A lawyer contemplating accepting a joint retainer should consider three “threshold” questions: is there a conflict of interest in acting for both spouses? Would accepting the retainer be consistent with the Rules of Professional Conduct? And finally, how should future retainers by the same parties (individually) be managed, in light of client confidentiality? Conflicts of interest can arise at various times during the retainer.
Conflicts at the time of drafting
When preparing mirror or mutual wills, the lawyer must be satisfied before accepting the retainer that there is no conflict of interest between the parties. He or she must satisfy himself that the instructions are given freely and without undue influence.
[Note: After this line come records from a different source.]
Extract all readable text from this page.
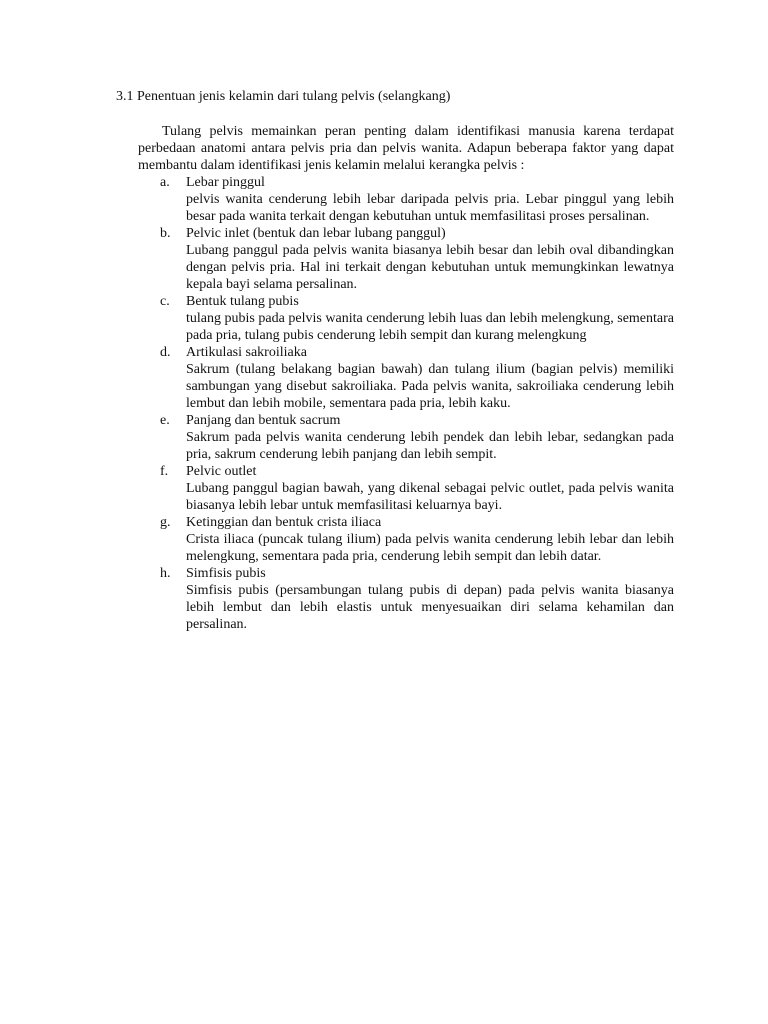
3.1 Penentuan jenis kelamin dari tulang pelvis (selangkang)

Tulang pelvis memainkan peran penting dalam identifikasi manusia karena terdapat perbedaan anatomi antara pelvis pria dan pelvis wanita. Adapun beberapa faktor yang dapat membantu dalam identifikasi jenis kelamin melalui kerangka pelvis :

a. Lebar pinggul
pelvis wanita cenderung lebih lebar daripada pelvis pria. Lebar pinggul yang lebih besar pada wanita terkait dengan kebutuhan untuk memfasilitasi proses persalinan.
b. Pelvic inlet (bentuk dan lebar lubang panggul)
Lubang panggul pada pelvis wanita biasanya lebih besar dan lebih oval dibandingkan dengan pelvis pria. Hal ini terkait dengan kebutuhan untuk memungkinkan lewatnya kepala bayi selama persalinan.
c. Bentuk tulang pubis
tulang pubis pada pelvis wanita cenderung lebih luas dan lebih melengkung, sementara pada pria, tulang pubis cenderung lebih sempit dan kurang melengkung
d. Artikulasi sakroiliaka
Sakrum (tulang belakang bagian bawah) dan tulang ilium (bagian pelvis) memiliki sambungan yang disebut sakroiliaka. Pada pelvis wanita, sakroiliaka cenderung lebih lembut dan lebih mobile, sementara pada pria, lebih kaku.
e. Panjang dan bentuk sacrum
Sakrum pada pelvis wanita cenderung lebih pendek dan lebih lebar, sedangkan pada pria, sakrum cenderung lebih panjang dan lebih sempit.
f. Pelvic outlet
Lubang panggul bagian bawah, yang dikenal sebagai pelvic outlet, pada pelvis wanita biasanya lebih lebar untuk memfasilitasi keluarnya bayi.
g. Ketinggian dan bentuk crista iliaca
Crista iliaca (puncak tulang ilium) pada pelvis wanita cenderung lebih lebar dan lebih melengkung, sementara pada pria, cenderung lebih sempit dan lebih datar.
h. Simfisis pubis
Simfisis pubis (persambungan tulang pubis di depan) pada pelvis wanita biasanya lebih lembut dan lebih elastis untuk menyesuaikan diri selama kehamilan dan persalinan.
If there is any concern about undue influence the lawyer should recommend independent advice be obtained.
To test for conflicts of interest, lawyers must ensure that the clients understand the effect of the proposed will. Do the clients truly intend to restrict the survivor’s right to change his or her will? If the intent is that the wills be mutual, should a domestic contract be drafted to confirm the terms? Should the parties have independent advice?
Conflicts down the road
Conflict of interest can arise when the wills are completed and executed. One spouse decides he or she wishes to change a mirror or mutual will. Should the lawyer make changes without advising the other client? And should the lawyer keep the change request confidential? Finally, would accepting a subsequent retainer be contrary to the Rules of Professional Conduct?
Any time a lawyer takes on a joint retainer, he or she should remember that the lack of a conflict at the time of the drafting does not mean a conflict of interest will not arise later. The Rules of Professional Conduct restrict the circumstances in which a new retainer can be accepted by the lawyer to change the terms of a mutual or mirror will. These restrictions on subsequent retainers and the ability to change the terms of a mutual or mirror will should be explained to the clients at the time of the initial retainer.
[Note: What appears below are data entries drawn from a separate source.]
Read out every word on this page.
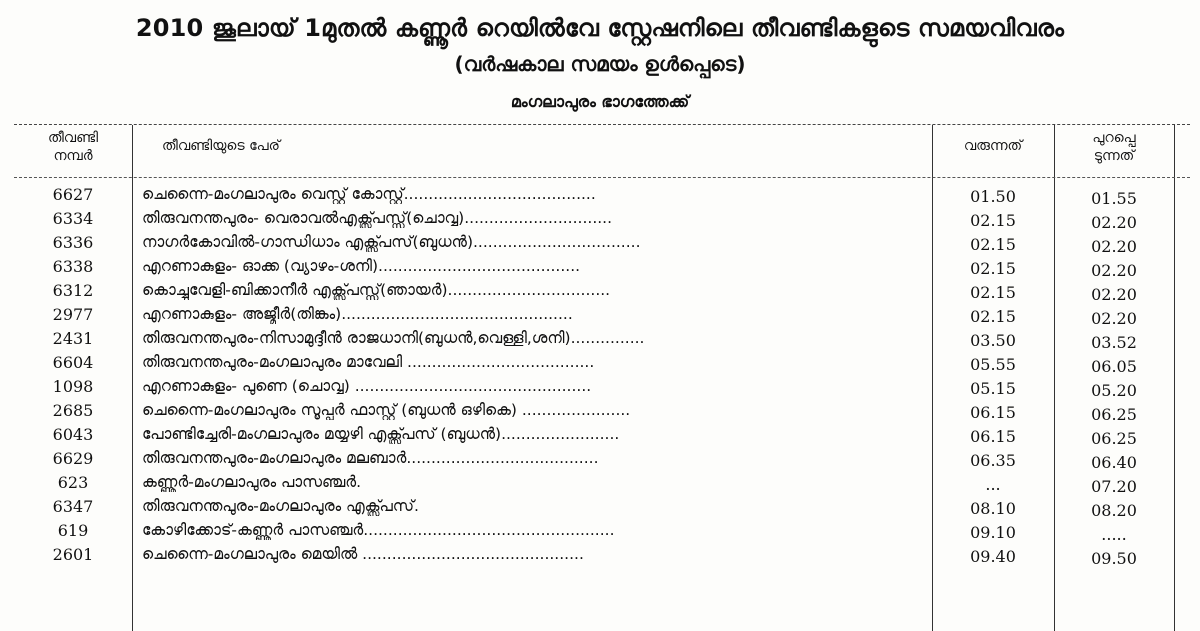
2010 ജൂലായ് 1മുതൽ കണ്ണൂർ റെയിൽവേ സ്റ്റേഷനിലെ തീവണ്ടികളുടെ സമയവിവരം
(വർഷകാല സമയം ഉൾപ്പെടെ)
മംഗലാപുരം ഭാഗത്തേക്ക്
തീവണ്ടി
നമ്പർ
തീവണ്ടിയുടെ പേര്	വരുന്നത്	പുറപ്പെ
ടുന്നത്
6627	ചെന്നൈ-മംഗലാപുരം വെസ്റ്റ് കോസ്റ്റ്.......................................	01.50	01.55
6334	തിരുവനന്തപുരം- വെരാവൽഎക്സ്പ്രസ്സ്(ചൊവ്വ)..............................	02.15	02.20
6336	നാഗർകോവിൽ-ഗാന്ധിധാം എക്സ്പ്രസ്(ബുധൻ)..................................	02.15	02.20
6338	എറണാകുളം- ഓക്ക (വ്യാഴം-ശനി).........................................	02.15	02.20
6312	കൊച്ചുവേളി-ബിക്കാനീർ എക്സ്പ്രസ്സ്(ഞായർ).................................	02.15	02.20
2977	എറണാകുളം- അജ്മീർ(തിങ്കം)...............................................	02.15	02.20
2431	തിരുവനന്തപുരം-നിസാമുദ്ദീൻ രാജധാനി(ബുധൻ,വെള്ളി,ശനി)...............	03.50	03.52
6604	തിരുവനന്തപുരം-മംഗലാപുരം മാവേലി ......................................	05.55	06.05
1098	എറണാകുളം- പുണെ (ചൊവ്വ) ................................................	05.15	05.20
2685	ചെന്നൈ-മംഗലാപുരം സൂപ്പർ ഫാസ്റ്റ് (ബുധൻ ഒഴികെ) ......................	06.15	06.25
6043	പോണ്ടിച്ചേരി-മംഗലാപുരം മയ്യഴി എക്സ്പ്രസ് (ബുധൻ)........................	06.15	06.25
6629	തിരുവനന്തപുരം-മംഗലാപുരം മലബാർ.......................................	06.35	06.40
623	കണ്ണൂർ-മംഗലാപുരം പാസഞ്ചർ.	...	07.20
6347	തിരുവനന്തപുരം-മംഗലാപുരം എക്സ്പ്രസ്.	08.10	08.20
619	കോഴിക്കോട്-കണ്ണൂർ പാസഞ്ചർ...................................................	09.10	.....
2601	ചെന്നൈ-മംഗലാപുരം മെയിൽ .............................................	09.40	09.50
The issue of undue influence in the preparation of a will or a conflict of interest in the preparation of a will usually arises on the death of a testator when the will is challenged by the disappointed beneficiaries.
In most cases the lawyer who prepared the challenged will, will be sued or be called to testify at the trial. The best defence for a lawyer is a well-documented file which will include a proper retainer agreement, lawyer’s notes on meetings with the clients and a reporting letter on the will.
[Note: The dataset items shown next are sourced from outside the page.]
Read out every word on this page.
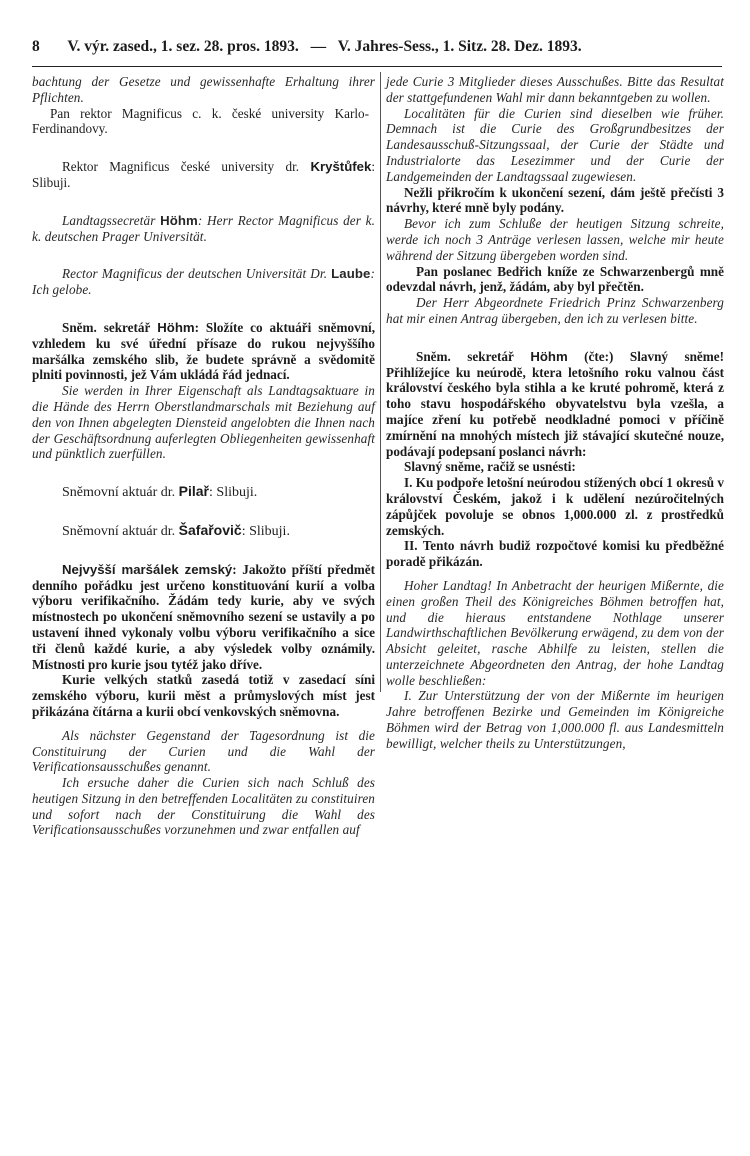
8 V. výr. zased., 1. sez. 28. pros. 1893. — V. Jahres-Sess., 1. Sitz. 28. Dez. 1893.

bachtung der Gesetze und gewissenhafte Erhaltung ihrer Pflichten.

Pan rektor Magnificus c. k. české university Karlo-Ferdinandovy.

Rektor Magnificus české university dr. Kryštůfek: Slibuji.

Landtagssecretär Höhm: Herr Rector Magnificus der k. k. deutschen Prager Universität.

Rector Magnificus der deutschen Universität Dr. Laube: Ich gelobe.

Sněm. sekretář Höhm: Složíte co aktuáři sněmovní, vzhledem ku své úřední přísaze do rukou nejvyššího maršálka zemského slib, že budete správně a svědomitě plniti povinnosti, jež Vám ukládá řád jednací.

Sie werden in Ihrer Eigenschaft als Landtagsaktuare in die Hände des Herrn Oberstlandmarschals mit Beziehung auf den von Ihnen abgelegten Diensteid angelobten die Ihnen nach der Geschäftsordnung auferlegten Obliegenheiten gewissenhaft und pünktlich zuerfüllen.

Sněmovní aktuár dr. Pilař: Slibuji.

Sněmovní aktuár dr. Šafařovič: Slibuji.

Nejvyšší maršálek zemský: Jakožto příští předmět denního pořádku jest určeno konstituování kurií a volba výboru verifikačního. Žádám tedy kurie, aby ve svých místnostech po ukončení sněmovního sezení se ustavily a po ustavení ihned vykonaly volbu výboru verifikačního a sice tři členů každé kurie, a aby výsledek volby oznámily. Místnosti pro kurie jsou tytéž jako dříve.

Kurie velkých statků zasedá totiž v zasedací síni zemského výboru, kurii měst a průmyslových míst jest přikázána čítárna a kurii obcí venkovských sněmovna.

Als nächster Gegenstand der Tagesordnung ist die Constituirung der Curien und die Wahl der Verificationsausschußes genannt.

Ich ersuche daher die Curien sich nach Schluß des heutigen Sitzung in den betreffenden Localitäten zu constituiren und sofort nach der Constituirung die Wahl des Verificationsausschußes vorzunehmen und zwar entfallen auf

jede Curie 3 Mitglieder dieses Ausschußes. Bitte das Resultat der stattgefundenen Wahl mir dann bekanntgeben zu wollen.

Localitäten für die Curien sind dieselben wie früher. Demnach ist die Curie des Großgrundbesitzes der Landesausschuß-Sitzungssaal, der Curie der Städte und Industrialorte das Lesezimmer und der Curie der Landgemeinden der Landtagssaal zugewiesen.

Nežli přikročím k ukončení sezení, dám ještě přečísti 3 návrhy, které mně byly podány.

Bevor ich zum Schluße der heutigen Sitzung schreite, werde ich noch 3 Anträge verlesen lassen, welche mir heute während der Sitzung übergeben worden sind.

Pan poslanec Bedřich kníže ze Schwarzenbergů mně odevzdal návrh, jenž, žádám, aby byl přečtěn.

Der Herr Abgeordnete Friedrich Prinz Schwarzenberg hat mir einen Antrag übergeben, den ich zu verlesen bitte.

Sněm. sekretář Höhm (čte:) Slavný sněme! Přihlížejíce ku neúrodě, ktera letošního roku valnou část království českého byla stihla a ke kruté pohromě, která z toho stavu hospodářského obyvatelstvu byla vzešla, a majíce zření ku potřebě neodkladné pomoci v příčině zmírnění na mnohých místech již stávající skutečné nouze, podávají podepsaní poslanci návrh:

Slavný sněme, račiž se usnésti:

I. Ku podpoře letošní neúrodou stížených obcí 1 okresů v království Českém, jakož i k udělení nezúročitelných zápůjček povoluje se obnos 1,000.000 zl. z prostředků zemských.

II. Tento návrh budiž rozpočtové komisi ku předběžné poradě přikázán.

Hoher Landtag! In Anbetracht der heurigen Mißernte, die einen großen Theil des Königreiches Böhmen betroffen hat, und die hieraus entstandene Nothlage unserer Landwirthschaftlichen Bevölkerung erwägend, zu dem von der Absicht geleitet, rasche Abhilfe zu leisten, stellen die unterzeichnete Abgeordneten den Antrag, der hohe Landtag wolle beschließen:

I. Zur Unterstützung der von der Mißernte im heurigen Jahre betroffenen Bezirke und Gemeinden im Königreiche Böhmen wird der Betrag von 1,000.000 fl. aus Landesmitteln bewilligt, welcher theils zu Unterstützungen,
In Edell v. Sitzer (40 E.T.R.(2d) 10, 2001, affirmed (2004) 187 O.A.C. 189) and Hall v. McLaughlin Estate (2006 CanLII 23932 (ON SC)), Canadian courts were faced with fact scenarios in which disappointed would-be beneficiaries sought to overturn their fathers’ (new) wills by establishing that their parents had created mutual wills when the mothers were alive, but that the fathers had revoked those wills contrary to the provisions of the allegedly mutual wills.
In both cases, the court held that a finding that wills were mutual wills required “clear and satisfactory evidence” of an agreement on the part of the spouses.
In Edell, the court preferred the evidence of the father and of the lawyer who had prepared the couple’s wills, and who testified that there was no agreement to make mutual wills. The father’s new will was upheld. In Hall, the court found that evidence of the circumstances surrounding preparation of the wills (the Halls were a “blended family” in which each spouse had children from a previous marriage) and reported conversations between the children were sufficient to establish the necessary “clear and satisfactory evidence” that the original wills were mutual wills. The court imposed a trust on the survivor father’s estate in favour of the wife’s children.
The bottom line
Joint retainers in the estate planning field create issues which can give rise to potential conflicts of interest for clients and lawyers. Lawyers are advised to take the time to explain and document the advice given to the clients who seek to retain them jointly for estate planning. Any limitations on the retainer should be explained to the clients and documented in the lawyer’s notes and reporting letter. Where conflicts of interest are indicated the clients should be instructed to obtain independent advice.
Pauline Sheps is a claims counsel specialist at LAWPRO.